Step by step, you have made the dream a reality.
People who come to the countryside expecting a stress-free rural life are usually disappointed, but there are different ways to react to disappointment. They are disappointed because life here is highly exposed to the weather and countless variables, with a lot of work and vulnerability. Those who arrive in the spring are surprised to find that they can spend weeks in the mud in the autumn.
There is also a retreat center and a shrine in the village.

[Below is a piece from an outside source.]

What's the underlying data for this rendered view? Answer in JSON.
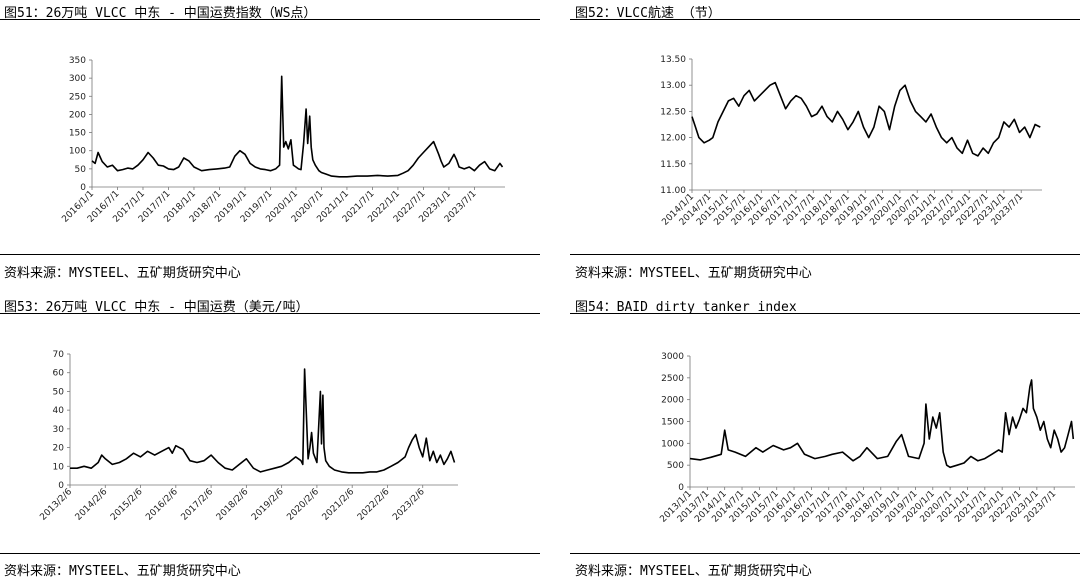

The Apostolic Movement of Schoenstatt is a Catholic movement that started in Germany, which began to gain ground in Hungary in the 1980s, and has its centre here. It strives for holiness in everyday life, a covenant of love with Mary and a practical faith in providence. From small, everyday events to historic turning points, we are constantly searching for the answer to what Providence is telling us. From a structural point of view, the uniqueness of the movement is that it is made up of individual small communities, and it seeks to address each community in its own uniqueness and according to its phase in life. In our community, the family movement is the strongest, we are bound to the movement as a couple, as a family. In Óbudavár we created the Marriage Path, a fifteen-station walking trail, the stations representing the different stages and difficulties of marriage. The stations encourage people to stop and talk.
What inspired this community to create a movement within a Catholic framework? Is there a need for a more practical relationship with God behind it?

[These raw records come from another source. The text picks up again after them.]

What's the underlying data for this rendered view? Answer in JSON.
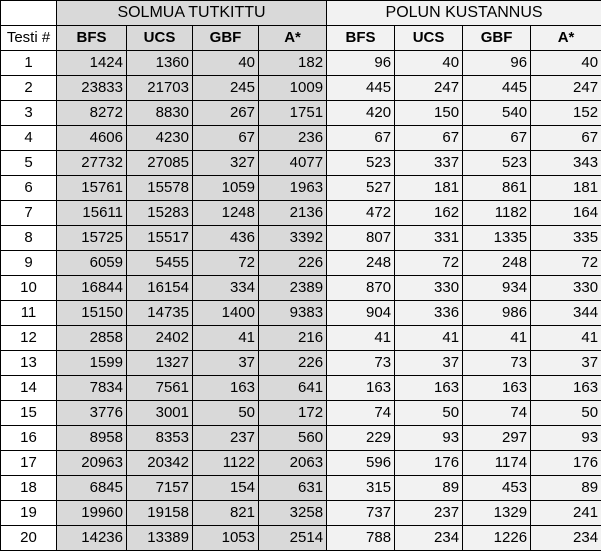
{
  "group_headers": {
    "nodes": "SOLMUA TUTKITTU",
    "cost": "POLUN KUSTANNUS"
  },
  "columns": {
    "test": "Testi #",
    "nodes": [
      "BFS",
      "UCS",
      "GBF",
      "A*"
    ],
    "cost": [
      "BFS",
      "UCS",
      "GBF",
      "A*"
    ]
  },
  "rows": [
    {
      "test": "1",
      "nodes": [
        "1424",
        "1360",
        "40",
        "182"
      ],
      "cost": [
        "96",
        "40",
        "96",
        "40"
      ]
    },
    {
      "test": "2",
      "nodes": [
        "23833",
        "21703",
        "245",
        "1009"
      ],
      "cost": [
        "445",
        "247",
        "445",
        "247"
      ]
    },
    {
      "test": "3",
      "nodes": [
        "8272",
        "8830",
        "267",
        "1751"
      ],
      "cost": [
        "420",
        "150",
        "540",
        "152"
      ]
    },
    {
      "test": "4",
      "nodes": [
        "4606",
        "4230",
        "67",
        "236"
      ],
      "cost": [
        "67",
        "67",
        "67",
        "67"
      ]
    },
    {
      "test": "5",
      "nodes": [
        "27732",
        "27085",
        "327",
        "4077"
      ],
      "cost": [
        "523",
        "337",
        "523",
        "343"
      ]
    },
    {
      "test": "6",
      "nodes": [
        "15761",
        "15578",
        "1059",
        "1963"
      ],
      "cost": [
        "527",
        "181",
        "861",
        "181"
      ]
    },
    {
      "test": "7",
      "nodes": [
        "15611",
        "15283",
        "1248",
        "2136"
      ],
      "cost": [
        "472",
        "162",
        "1182",
        "164"
      ]
    },
    {
      "test": "8",
      "nodes": [
        "15725",
        "15517",
        "436",
        "3392"
      ],
      "cost": [
        "807",
        "331",
        "1335",
        "335"
      ]
    },
    {
      "test": "9",
      "nodes": [
        "6059",
        "5455",
        "72",
        "226"
      ],
      "cost": [
        "248",
        "72",
        "248",
        "72"
      ]
    },
    {
      "test": "10",
      "nodes": [
        "16844",
        "16154",
        "334",
        "2389"
      ],
      "cost": [
        "870",
        "330",
        "934",
        "330"
      ]
    },
    {
      "test": "11",
      "nodes": [
        "15150",
        "14735",
        "1400",
        "9383"
      ],
      "cost": [
        "904",
        "336",
        "986",
        "344"
      ]
    },
    {
      "test": "12",
      "nodes": [
        "2858",
        "2402",
        "41",
        "216"
      ],
      "cost": [
        "41",
        "41",
        "41",
        "41"
      ]
    },
    {
      "test": "13",
      "nodes": [
        "1599",
        "1327",
        "37",
        "226"
      ],
      "cost": [
        "73",
        "37",
        "73",
        "37"
      ]
    },
    {
      "test": "14",
      "nodes": [
        "7834",
        "7561",
        "163",
        "641"
      ],
      "cost": [
        "163",
        "163",
        "163",
        "163"
      ]
    },
    {
      "test": "15",
      "nodes": [
        "3776",
        "3001",
        "50",
        "172"
      ],
      "cost": [
        "74",
        "50",
        "74",
        "50"
      ]
    },
    {
      "test": "16",
      "nodes": [
        "8958",
        "8353",
        "237",
        "560"
      ],
      "cost": [
        "229",
        "93",
        "297",
        "93"
      ]
    },
    {
      "test": "17",
      "nodes": [
        "20963",
        "20342",
        "1122",
        "2063"
      ],
      "cost": [
        "596",
        "176",
        "1174",
        "176"
      ]
    },
    {
      "test": "18",
      "nodes": [
        "6845",
        "7157",
        "154",
        "631"
      ],
      "cost": [
        "315",
        "89",
        "453",
        "89"
      ]
    },
    {
      "test": "19",
      "nodes": [
        "19960",
        "19158",
        "821",
        "3258"
      ],
      "cost": [
        "737",
        "237",
        "1329",
        "241"
      ]
    },
    {
      "test": "20",
      "nodes": [
        "14236",
        "13389",
        "1053",
        "2514"
      ],
      "cost": [
        "788",
        "234",
        "1226",
        "234"
      ]
    }
  ]
}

Why are there monastic orders? When movements within the Catholic Church have been created, they have always been in response to a particular issue of the time. The Benedictine Order was a response to the harmony between work and religion, to the question of leaving the world: this was an important response at the time, and the Benedictines became the bearers of the culture of the time. The age of St. Francis called for another answer, a stronger experience of dependence on God through poverty, a more direct relationship with nature. The Jesuits live a radical way of obedience. Through the ages, God is always trying to gift the Church and, through her, the world. Schoenstatt is one such gift.
What question was this movement the answer to?
The theoretical and practical breakdown of families.
Today, we see that many families are falling apart because they simply fail to stick together, but there is also a theoretical attack on families.
Anna's parents started the movement back in 1983. Later, more and more families joined and slowly the centre was built on the outskirts of the village. Living with the village was not always without conflict, but today we have a peaceful relationship. Today, families come to us for retreats throughout the summer and almost every weekend and more than a hundred families support the work here. This is what I was called to do today and here, Anna and I have become the managers of the Centre.